CHARLESTON, S.C. – The Charleston Museum announces that the E. Milby Burton Trust for Historic Houses has acquired a distinctive Charleston-made chest that will be on display at the museum’s Joseph Manigault House. The piece was made by Robert Walker’s shop, a prolific producer of local furniture in the early Nineteenth Century, but it is of particular historical interest because it is signed by Boston, an African American who worked for Walker. Previously a slave, existing records indicate that Boston was free by 1795.
Boston penciled his signature and the date, “October 18, 1805,” on the top support rail directly beneath the chest top, completely hidden unless the top were removed. Historical evidence has long shown that African Americans, both enslaved and free, were crucial members of the skilled craftsmen trade in Charleston and provided the labor force that helped build the city and its artistic treasures. Boston’s signature, audaciously indiscreet, is further testimony to this. Although the signature will not be visible, the museum will present an image of the signature and an accompanying explanatory panel with the chest.

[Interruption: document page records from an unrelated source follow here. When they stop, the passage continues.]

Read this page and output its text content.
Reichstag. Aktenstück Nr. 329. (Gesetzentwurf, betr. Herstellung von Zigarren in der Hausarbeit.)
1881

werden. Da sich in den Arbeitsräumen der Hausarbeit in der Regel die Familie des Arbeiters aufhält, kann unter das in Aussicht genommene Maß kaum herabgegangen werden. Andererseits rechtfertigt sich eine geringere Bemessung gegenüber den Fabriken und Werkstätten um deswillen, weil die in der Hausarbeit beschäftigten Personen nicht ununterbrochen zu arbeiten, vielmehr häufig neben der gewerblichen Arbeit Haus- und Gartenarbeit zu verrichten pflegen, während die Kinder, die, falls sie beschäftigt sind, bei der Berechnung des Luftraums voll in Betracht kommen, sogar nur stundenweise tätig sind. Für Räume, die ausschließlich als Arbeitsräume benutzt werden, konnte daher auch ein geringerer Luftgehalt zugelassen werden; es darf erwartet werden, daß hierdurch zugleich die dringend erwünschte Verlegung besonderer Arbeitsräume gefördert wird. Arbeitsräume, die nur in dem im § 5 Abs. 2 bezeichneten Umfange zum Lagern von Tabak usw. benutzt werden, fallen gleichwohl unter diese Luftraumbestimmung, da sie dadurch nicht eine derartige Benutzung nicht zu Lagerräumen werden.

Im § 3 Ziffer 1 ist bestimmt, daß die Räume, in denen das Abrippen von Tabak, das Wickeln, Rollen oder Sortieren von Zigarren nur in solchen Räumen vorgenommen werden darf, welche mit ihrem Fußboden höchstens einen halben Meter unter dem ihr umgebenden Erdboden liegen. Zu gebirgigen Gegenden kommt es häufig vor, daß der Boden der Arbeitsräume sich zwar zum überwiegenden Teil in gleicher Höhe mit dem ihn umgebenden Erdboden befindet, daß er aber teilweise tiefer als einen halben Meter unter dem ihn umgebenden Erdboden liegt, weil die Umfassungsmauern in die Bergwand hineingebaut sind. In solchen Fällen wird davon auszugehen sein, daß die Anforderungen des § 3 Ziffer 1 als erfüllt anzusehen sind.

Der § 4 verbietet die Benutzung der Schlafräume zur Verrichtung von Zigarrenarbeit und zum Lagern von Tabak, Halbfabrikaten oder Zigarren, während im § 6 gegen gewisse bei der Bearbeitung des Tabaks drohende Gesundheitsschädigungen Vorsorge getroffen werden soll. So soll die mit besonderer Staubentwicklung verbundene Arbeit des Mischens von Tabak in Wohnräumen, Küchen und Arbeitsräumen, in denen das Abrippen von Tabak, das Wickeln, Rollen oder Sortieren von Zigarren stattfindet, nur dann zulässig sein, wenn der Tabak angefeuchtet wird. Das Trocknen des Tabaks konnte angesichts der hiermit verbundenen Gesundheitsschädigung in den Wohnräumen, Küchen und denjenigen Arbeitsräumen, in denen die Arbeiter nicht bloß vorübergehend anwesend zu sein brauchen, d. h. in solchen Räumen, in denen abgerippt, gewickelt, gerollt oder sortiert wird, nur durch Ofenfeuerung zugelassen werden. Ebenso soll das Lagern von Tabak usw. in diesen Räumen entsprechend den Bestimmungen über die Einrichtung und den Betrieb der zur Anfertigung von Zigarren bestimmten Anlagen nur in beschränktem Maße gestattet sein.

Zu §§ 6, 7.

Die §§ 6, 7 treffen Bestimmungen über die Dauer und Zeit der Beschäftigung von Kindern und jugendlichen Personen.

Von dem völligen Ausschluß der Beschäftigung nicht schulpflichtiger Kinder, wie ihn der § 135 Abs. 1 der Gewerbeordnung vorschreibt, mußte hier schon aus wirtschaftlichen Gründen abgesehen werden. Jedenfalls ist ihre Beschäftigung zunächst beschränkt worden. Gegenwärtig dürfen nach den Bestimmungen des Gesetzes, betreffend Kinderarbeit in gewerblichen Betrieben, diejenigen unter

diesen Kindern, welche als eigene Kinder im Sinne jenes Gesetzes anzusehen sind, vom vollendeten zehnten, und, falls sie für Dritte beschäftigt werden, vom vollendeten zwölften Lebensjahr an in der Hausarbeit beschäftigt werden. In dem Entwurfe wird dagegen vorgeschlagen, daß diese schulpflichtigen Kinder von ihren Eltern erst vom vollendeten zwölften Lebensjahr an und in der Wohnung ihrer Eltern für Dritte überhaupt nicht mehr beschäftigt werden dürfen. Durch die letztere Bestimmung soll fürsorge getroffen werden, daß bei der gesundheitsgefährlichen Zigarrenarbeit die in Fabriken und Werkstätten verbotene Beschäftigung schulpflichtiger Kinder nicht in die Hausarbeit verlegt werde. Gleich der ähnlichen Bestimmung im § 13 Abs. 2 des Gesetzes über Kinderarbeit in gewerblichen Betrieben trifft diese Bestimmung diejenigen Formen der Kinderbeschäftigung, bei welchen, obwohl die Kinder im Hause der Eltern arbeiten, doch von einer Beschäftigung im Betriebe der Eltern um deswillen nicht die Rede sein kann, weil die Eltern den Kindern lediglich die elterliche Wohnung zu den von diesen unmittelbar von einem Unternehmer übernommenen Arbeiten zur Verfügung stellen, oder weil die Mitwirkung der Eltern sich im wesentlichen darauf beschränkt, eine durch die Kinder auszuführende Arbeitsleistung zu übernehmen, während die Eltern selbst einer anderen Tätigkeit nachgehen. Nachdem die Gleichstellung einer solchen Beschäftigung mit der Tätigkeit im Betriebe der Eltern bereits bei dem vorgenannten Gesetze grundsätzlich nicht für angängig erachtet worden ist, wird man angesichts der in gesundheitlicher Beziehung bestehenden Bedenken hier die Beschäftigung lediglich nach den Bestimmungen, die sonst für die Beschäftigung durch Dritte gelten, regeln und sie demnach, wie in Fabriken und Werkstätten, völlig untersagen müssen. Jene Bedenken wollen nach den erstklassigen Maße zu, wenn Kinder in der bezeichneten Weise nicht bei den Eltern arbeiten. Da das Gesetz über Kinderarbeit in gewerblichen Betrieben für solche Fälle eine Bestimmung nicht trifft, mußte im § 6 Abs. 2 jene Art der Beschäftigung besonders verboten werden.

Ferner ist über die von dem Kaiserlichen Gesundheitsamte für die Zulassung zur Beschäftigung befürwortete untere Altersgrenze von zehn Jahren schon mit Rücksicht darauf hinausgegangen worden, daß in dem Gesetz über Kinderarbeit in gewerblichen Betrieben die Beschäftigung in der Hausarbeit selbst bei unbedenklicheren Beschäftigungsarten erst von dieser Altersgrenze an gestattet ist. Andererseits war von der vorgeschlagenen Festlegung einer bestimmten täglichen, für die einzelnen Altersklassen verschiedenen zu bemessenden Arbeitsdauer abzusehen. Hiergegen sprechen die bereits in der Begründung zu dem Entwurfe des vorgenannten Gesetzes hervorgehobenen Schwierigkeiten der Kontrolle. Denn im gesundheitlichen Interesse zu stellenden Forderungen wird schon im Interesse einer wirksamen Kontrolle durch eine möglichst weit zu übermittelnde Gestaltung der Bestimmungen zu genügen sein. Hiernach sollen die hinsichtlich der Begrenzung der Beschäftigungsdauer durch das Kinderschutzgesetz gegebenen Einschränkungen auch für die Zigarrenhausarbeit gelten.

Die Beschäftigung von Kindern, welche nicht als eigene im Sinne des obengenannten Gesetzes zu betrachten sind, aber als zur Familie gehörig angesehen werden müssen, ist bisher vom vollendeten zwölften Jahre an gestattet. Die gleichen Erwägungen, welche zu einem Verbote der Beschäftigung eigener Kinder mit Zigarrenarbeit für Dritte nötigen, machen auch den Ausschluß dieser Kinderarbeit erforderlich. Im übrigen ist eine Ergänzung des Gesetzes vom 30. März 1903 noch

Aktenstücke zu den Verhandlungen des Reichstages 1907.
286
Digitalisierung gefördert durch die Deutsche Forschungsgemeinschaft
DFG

The display of this piece at the Joseph Manigault House will further reinforce museum efforts to tell the story of African Americans at its two historic houses. In 2016, the museum updated its interpretation of the kitchen building at the Heyward-Washington House to better present the role of urban slavery in Charleston and more thoroughly examine the lives of the slaves who lived and worked in this building. The museum was recently granted the South Carolina African American Heritage Commission’s 2017 “Preserving our Places in History” project award as a result of this effort.
“We are so grateful to the Burton Trust for purchasing this piece for the Joseph Manigault House,” says director Carl P. Borick. “The Trust has funded many projects and purchased a number of items for the museum’s historic houses over nearly four decades, but this may be the most significant, a key testament to the
critical role that African Americans played in Charleston’s history.” Chief curator Grahame Long notes, “While the paper records tell us that African Americans, both free and enslaved, worked and produced in the shops of Charleston’s historic craftsmen such as Walker, practically none of their products do. Much of their finished works were never credited and thus remained anonymous. Thanks to Boston’s signature on this particular piece, however, we can say for sure that he was present and moreover had a significant hand in the success of Walker’s cabinetmaking business.”
The E. Milby Burton Trust for Historic Houses was founded in 1979 to honor Milby Burton, the longtime director of the Charleston Museum. Its purpose is to support the museum’s historic houses, which Burton helped acquire for the museum. Since its inception, the trust has contributed nearly $400,000 to various projects at the Heyward-Washington and Joseph Manigault Houses and to the purchase of objects on display there.